An HVHP includes a conservative mix of services already found in most fee-for-performance arrangements. Steve Parente, a finance professor at the University of Minnesota, ran the HVHP through his health plan choice model and projected that it would draw roughly 7 million enrollees a year from employer-provided health plans. There’s also tremendous interest in the HVHP as a standardized coverage template in the individual marketplace, Fendrick notes.

While some future enrollees would buy down from more expensive plans, others would buy up from less expensive plans. “Compared to PPOs, the high-value health plan is a much lower cost, and compared to existing high-deductible health plans, it’s much better quality,” he observes. This highly “intuitive” concept represents an opportunity to meet President Trump’s low-cost, high-quality litmus test, he adds.

The V-BID Center has worked with the National Association of Healthcare Underwriters and American Association of Actuaries, as well as many consulting firms, to promote the HVHP as a creative concept that meets the clinical and financial needs of public and private organizations.

Since the only way working Americans can open a health savings account is if it’s tied to an HDHP, Fendrick believes HVHPs could turbo-charge interest in HSAs, whose triple-tax advantage is palatable to all stakeholders.
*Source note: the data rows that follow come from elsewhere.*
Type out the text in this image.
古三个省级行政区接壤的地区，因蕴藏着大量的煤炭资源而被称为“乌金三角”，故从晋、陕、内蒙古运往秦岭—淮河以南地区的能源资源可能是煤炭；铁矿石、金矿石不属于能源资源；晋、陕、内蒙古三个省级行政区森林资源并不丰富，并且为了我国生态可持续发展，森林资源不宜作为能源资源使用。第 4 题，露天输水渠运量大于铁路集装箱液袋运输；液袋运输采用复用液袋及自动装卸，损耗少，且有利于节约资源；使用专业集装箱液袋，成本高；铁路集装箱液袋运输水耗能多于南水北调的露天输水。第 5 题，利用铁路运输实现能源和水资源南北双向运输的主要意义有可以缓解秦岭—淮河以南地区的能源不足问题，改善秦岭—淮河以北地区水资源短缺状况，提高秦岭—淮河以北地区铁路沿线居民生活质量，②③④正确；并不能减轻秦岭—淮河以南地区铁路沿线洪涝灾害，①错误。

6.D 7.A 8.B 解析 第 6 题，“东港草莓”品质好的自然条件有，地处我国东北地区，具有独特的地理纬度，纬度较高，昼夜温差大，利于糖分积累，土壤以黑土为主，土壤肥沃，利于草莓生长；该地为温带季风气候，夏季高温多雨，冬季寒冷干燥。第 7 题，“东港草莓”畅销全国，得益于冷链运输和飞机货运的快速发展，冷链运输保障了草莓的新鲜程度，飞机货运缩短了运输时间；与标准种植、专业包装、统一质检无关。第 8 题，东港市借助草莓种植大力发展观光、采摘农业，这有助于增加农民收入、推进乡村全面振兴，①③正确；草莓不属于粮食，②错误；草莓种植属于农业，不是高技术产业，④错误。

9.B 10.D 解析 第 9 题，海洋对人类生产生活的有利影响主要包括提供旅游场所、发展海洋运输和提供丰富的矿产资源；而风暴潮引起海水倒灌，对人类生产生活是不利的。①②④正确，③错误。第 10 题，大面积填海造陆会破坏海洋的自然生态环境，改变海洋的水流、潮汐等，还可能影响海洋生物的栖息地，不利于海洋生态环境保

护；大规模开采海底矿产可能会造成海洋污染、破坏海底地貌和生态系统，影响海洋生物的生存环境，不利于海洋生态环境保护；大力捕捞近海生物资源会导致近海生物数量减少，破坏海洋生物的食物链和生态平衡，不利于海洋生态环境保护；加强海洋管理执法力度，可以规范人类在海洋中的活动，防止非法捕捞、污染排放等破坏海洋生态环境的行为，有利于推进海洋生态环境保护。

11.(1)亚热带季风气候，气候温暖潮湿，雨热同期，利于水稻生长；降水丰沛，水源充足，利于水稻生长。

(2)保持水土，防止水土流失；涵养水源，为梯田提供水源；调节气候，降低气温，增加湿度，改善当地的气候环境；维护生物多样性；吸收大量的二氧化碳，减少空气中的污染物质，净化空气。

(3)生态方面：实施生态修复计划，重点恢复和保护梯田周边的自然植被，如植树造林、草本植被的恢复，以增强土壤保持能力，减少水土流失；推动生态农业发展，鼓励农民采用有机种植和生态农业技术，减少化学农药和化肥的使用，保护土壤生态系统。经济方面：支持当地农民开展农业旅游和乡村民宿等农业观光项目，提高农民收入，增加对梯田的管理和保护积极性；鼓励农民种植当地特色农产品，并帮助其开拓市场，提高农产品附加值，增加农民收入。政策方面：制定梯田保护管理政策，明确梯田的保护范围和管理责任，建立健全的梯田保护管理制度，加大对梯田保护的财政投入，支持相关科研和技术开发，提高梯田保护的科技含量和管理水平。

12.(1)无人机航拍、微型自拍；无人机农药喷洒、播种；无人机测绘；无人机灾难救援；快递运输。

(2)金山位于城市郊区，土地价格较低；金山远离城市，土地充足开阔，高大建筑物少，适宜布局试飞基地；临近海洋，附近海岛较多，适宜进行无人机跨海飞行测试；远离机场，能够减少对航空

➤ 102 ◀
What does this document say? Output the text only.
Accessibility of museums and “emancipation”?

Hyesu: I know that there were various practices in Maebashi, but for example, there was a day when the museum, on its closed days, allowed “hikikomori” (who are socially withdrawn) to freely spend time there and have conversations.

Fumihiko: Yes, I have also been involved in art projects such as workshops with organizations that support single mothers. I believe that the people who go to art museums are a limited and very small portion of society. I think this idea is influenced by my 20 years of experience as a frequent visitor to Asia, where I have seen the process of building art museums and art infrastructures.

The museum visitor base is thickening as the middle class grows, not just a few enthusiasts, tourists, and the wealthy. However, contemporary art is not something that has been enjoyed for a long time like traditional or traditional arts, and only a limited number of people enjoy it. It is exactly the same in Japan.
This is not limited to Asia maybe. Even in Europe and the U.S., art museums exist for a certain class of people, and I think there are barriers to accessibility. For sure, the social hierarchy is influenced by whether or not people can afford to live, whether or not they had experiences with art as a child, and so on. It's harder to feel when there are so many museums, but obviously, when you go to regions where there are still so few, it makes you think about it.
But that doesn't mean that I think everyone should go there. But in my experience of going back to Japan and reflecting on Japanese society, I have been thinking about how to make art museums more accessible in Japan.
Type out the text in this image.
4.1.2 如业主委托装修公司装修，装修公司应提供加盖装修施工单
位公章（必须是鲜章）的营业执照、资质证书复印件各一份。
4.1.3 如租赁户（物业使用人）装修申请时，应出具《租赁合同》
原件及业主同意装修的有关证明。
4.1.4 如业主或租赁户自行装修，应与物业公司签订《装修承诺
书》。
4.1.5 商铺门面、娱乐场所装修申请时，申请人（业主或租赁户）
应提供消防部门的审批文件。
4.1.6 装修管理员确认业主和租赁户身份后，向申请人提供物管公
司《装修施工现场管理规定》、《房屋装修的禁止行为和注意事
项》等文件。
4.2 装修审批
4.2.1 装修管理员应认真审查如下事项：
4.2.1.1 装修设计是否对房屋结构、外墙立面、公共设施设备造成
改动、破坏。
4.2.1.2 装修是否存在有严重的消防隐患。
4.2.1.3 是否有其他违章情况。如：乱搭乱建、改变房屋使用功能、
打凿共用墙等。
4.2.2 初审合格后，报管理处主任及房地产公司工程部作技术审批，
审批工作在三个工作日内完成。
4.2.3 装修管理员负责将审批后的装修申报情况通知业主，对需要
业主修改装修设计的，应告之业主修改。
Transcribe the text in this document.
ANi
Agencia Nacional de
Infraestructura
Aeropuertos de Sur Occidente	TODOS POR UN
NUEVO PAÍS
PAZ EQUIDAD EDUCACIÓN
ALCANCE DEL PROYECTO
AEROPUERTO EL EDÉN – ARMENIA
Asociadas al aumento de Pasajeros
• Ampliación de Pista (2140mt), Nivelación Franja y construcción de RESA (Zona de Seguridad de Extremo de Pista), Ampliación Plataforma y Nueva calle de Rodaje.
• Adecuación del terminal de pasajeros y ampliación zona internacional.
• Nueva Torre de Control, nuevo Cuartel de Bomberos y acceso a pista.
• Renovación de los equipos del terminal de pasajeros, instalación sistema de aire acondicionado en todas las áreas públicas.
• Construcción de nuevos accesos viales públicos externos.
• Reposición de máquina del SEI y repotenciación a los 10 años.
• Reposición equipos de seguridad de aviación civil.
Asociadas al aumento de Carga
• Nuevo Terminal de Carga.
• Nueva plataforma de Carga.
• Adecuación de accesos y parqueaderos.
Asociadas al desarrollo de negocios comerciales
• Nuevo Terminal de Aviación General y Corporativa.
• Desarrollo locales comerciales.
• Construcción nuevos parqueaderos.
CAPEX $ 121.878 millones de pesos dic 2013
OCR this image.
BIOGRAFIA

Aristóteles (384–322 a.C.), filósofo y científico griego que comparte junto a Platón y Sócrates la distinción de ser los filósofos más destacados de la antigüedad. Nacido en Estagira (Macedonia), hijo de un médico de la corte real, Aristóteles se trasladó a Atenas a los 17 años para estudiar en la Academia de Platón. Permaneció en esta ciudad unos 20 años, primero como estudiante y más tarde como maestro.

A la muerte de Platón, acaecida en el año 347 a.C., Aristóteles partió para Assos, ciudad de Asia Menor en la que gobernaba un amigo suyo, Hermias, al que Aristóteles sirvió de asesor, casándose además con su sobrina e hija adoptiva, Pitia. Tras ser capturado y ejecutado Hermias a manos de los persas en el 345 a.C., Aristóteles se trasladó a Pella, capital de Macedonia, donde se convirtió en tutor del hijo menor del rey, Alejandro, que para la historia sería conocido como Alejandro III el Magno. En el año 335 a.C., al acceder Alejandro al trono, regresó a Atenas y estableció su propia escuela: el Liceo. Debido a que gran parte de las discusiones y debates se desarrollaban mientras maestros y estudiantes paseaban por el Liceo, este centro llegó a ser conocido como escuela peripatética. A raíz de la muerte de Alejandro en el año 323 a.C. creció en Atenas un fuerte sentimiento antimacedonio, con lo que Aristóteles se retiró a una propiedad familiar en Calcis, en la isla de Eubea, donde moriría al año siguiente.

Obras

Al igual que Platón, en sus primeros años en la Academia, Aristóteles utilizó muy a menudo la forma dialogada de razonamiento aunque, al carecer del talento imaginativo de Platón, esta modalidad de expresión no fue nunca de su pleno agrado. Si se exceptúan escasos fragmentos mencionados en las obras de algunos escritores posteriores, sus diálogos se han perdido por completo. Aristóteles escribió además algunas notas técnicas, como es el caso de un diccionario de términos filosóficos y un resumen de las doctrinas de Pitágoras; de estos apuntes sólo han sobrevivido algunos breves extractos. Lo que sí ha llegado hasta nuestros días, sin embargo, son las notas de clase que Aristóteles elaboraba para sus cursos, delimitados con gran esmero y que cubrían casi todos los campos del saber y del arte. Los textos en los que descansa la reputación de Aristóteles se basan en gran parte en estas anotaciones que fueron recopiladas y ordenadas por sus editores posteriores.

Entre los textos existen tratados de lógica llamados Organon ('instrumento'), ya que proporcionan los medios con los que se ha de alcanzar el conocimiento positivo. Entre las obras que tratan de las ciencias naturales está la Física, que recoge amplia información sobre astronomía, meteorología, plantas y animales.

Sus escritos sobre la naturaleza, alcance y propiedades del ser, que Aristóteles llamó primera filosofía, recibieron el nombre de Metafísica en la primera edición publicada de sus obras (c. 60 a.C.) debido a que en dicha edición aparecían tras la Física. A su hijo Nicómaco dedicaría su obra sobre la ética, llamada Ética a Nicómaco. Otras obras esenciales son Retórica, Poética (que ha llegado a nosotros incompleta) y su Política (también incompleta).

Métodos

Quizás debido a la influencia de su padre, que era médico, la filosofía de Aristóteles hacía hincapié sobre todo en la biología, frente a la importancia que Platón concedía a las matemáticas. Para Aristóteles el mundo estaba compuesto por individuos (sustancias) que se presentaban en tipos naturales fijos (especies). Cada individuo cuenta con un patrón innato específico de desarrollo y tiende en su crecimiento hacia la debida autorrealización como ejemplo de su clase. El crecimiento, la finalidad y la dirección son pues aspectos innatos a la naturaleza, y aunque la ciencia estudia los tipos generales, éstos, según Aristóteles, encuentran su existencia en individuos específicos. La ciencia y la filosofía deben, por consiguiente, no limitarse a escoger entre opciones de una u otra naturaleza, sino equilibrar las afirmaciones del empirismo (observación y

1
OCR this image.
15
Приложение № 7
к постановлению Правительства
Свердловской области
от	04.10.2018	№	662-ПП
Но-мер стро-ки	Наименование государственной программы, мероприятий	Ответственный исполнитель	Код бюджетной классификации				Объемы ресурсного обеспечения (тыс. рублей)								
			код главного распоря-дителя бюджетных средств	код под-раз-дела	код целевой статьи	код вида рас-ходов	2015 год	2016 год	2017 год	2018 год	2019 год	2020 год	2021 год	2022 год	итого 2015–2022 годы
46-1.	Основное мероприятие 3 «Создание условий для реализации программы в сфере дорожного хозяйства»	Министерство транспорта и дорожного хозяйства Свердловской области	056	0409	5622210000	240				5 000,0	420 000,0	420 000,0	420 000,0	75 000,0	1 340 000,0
Contributions can be earmarked, grow and withdrawn to pay for healthcare expenditures on a tax-free basis.

By making HDHPs more attractive, it stands to reason that more consumers would be drawn to HSAs, a key component of House Speaker Paul Ryan’s (R-Wis.) recent repeal-and-replacement plan. Since HSAs were introduced in 2004, AHIP estimates that enrollment has soared to 20.2 million last year from just 3.2 million in 2006.

Fendrick says one way to make HSAs better is to soften the sting of HDHPs “because there are people with money who would love to open an HSA but not joining because they have a chronic disease.” He describes this policy tack as “underappreciated.”